芸術とは
芸術の変遷というのは面白いもので、中世、ルネサンス時期の芸術とは宗教画であったり、有力なパトロンの庇護のもと技巧的に優れた画家が絵画を描いたり、彫刻を作ったりするものであった。それはそれで技巧の素晴らしさを持ち合わせているので、見るものに訴えるものがあるとは言える。
ただ、どちらかというと技巧をメインに据えた表現方法であり、例えば作者の葛藤とか、根源的な思いとかそういった表現には至っていなかった。むしろそれよりさらに以前の例えば日本で言えば土偶であるとか、そういった時代の彫刻というのは、道具が発達していないこともあるが、技巧が整理されておらず、当時の人間が思うがままに作成されており、生々しさや勢いを感じるという面もある。どちらの芸術が優れているとかと言う事は分からないが、時代時代に芸術というか創作活動は行われ、その時代に会った創作活動が評価されてきたというのが歴史であろう。
そこに19世紀ころからこれも産業革命が一つのターニングポイントなのかもしれないが、もっと言えば民主主義化の影響かもしれないが、個性を持った創作活動をする芸術家が増えだす時期を迎える。
芸術の民衆化、大衆化であり、表現の方法も多種多様なものが生まれるようになってくる。個人個人がそれぞれの価値観を認める社会になった証であり、ベルカーブではないが、個性を自由に発揮しだすと5%くらいは異常値が出てくる。この異常値が天才と呼ばれる人たちであり、平均的な人間が思い描くような世界観ではない世界観を持っており、それを世の中の人に表現したくなる衝動を抑えられなくなった一握りの人間が天才的な芸術家と言う事になるのだろう。
その文脈で言うと、現代民主主義社会における天才的な芸術家の定義は、人とは違った世界観を持ちその表現を世に発表する活動を行っている人と言う事になり、その芸術作品はその異なる世界観を一般人に伝えて、一般人がこんな表現、こんな世界観、こんな感情、というものがあるのだ、と驚かせるものであると言える。

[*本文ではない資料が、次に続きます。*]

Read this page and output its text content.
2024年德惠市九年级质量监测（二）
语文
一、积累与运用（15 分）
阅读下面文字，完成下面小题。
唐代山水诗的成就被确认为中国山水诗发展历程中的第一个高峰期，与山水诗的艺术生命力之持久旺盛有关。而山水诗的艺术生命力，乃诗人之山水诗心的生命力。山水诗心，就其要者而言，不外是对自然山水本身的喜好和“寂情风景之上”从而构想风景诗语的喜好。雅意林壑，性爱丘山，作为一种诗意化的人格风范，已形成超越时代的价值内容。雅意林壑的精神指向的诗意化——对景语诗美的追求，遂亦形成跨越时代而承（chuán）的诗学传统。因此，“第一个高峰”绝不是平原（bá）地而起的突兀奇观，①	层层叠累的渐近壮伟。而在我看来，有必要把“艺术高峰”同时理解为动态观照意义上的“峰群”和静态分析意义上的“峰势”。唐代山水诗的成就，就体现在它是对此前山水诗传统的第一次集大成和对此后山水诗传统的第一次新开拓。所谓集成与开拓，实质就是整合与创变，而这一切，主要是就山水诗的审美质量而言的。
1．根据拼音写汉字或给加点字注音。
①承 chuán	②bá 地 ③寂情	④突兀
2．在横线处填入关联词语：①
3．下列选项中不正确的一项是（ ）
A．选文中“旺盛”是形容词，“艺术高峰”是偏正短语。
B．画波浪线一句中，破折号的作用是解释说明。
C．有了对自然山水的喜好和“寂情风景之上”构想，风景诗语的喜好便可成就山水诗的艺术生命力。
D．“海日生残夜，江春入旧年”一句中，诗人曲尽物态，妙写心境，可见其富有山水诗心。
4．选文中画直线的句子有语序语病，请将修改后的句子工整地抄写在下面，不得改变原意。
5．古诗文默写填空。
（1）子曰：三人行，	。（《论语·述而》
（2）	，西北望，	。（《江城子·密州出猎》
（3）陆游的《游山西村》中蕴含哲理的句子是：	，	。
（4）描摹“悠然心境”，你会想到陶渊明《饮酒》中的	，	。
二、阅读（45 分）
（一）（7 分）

その観点から言ってもパブロピカソという巨人は、他の天才とも一線を画している天才であり、近現代というくくりで言っても圧倒的だと感じられる。それは上述したような民主主義的な思想が大衆にしっかり浸透してきたという時代背景もあるのだろうが、その中でもキュビズム、を生み出したような感覚は単に発見というだけでなく、技巧的な能力が異常に高かったピカソ自信が、アフリカ芸術に影響されたと言っている「アヴィニヨンの娘達」を発表した時の覚悟、自信、葛藤、こういうものは想像を超えるような世界だろう。
特に当時の技巧的な作品優位な世界の感覚では、明らかに下手糞な絵と言われる内容であり、そこまでにある程度の成功を収めていたピカソとしては、これを発表するだけで大きな葛藤があるはずだ。それでも自身の信念を貫き、芸術はこうあるべきだ、美しさではなく、それぞれの表現方法で自己表現をする事が芸術であり、創作活動であるのだ、という信念を貫いたのである。もちろんその細部の技巧や、色彩感覚、構図、これらを見ても一級品であるピカソだから出来る面もあるのだが、芸術に疎い筆者が学生時代に初めて「アヴィニヨンの娘達」を見た時の衝撃は今でも忘れられない。
簡単に言うと「不思議な魅力であふれている」という感じだ。その次の衝撃は「ゲルニカ」を見た時であるが、ここには醜さと、窮屈さで満たされた感情が爆発しており、見る者にも同じ感情を与える。当時確かスペイン内戦だったか、スペイン対ナチスドイツの戦争だったかで、ビルバオ地方のゲルニカが空襲されており、反戦の意思を示すためにピカソが「ゲルニカ」を書いたという話があったと思うが、その醜さ、窮屈さ、これらを見るものに感じさせる、という究極的な芸術作品の役割を全うしていると言え、これこそまさに傑作と言えよう。
そういった学生時代を過ごし、そのピカソを心から称賛している岡本太郎氏の著作に大いにハマり、最近は原田マハ氏のピカソ、ゴッホ、等に関する小説を読みふけるのである。岡本太郎氏は当方にとっては芸術作品の偉大さよりも、文筆家としての優秀さの方が感じられる。彼はどちらかというと理論的であり、感情の爆発で芸術作品を作っている、作りたいという意思は大きく感じるのだが、ピカソに比べると論理が勝ちすぎており、作品においては爆発しきれていないというのが印象である。ただ、著作は数回繰り返し呼んだほど、気にっている。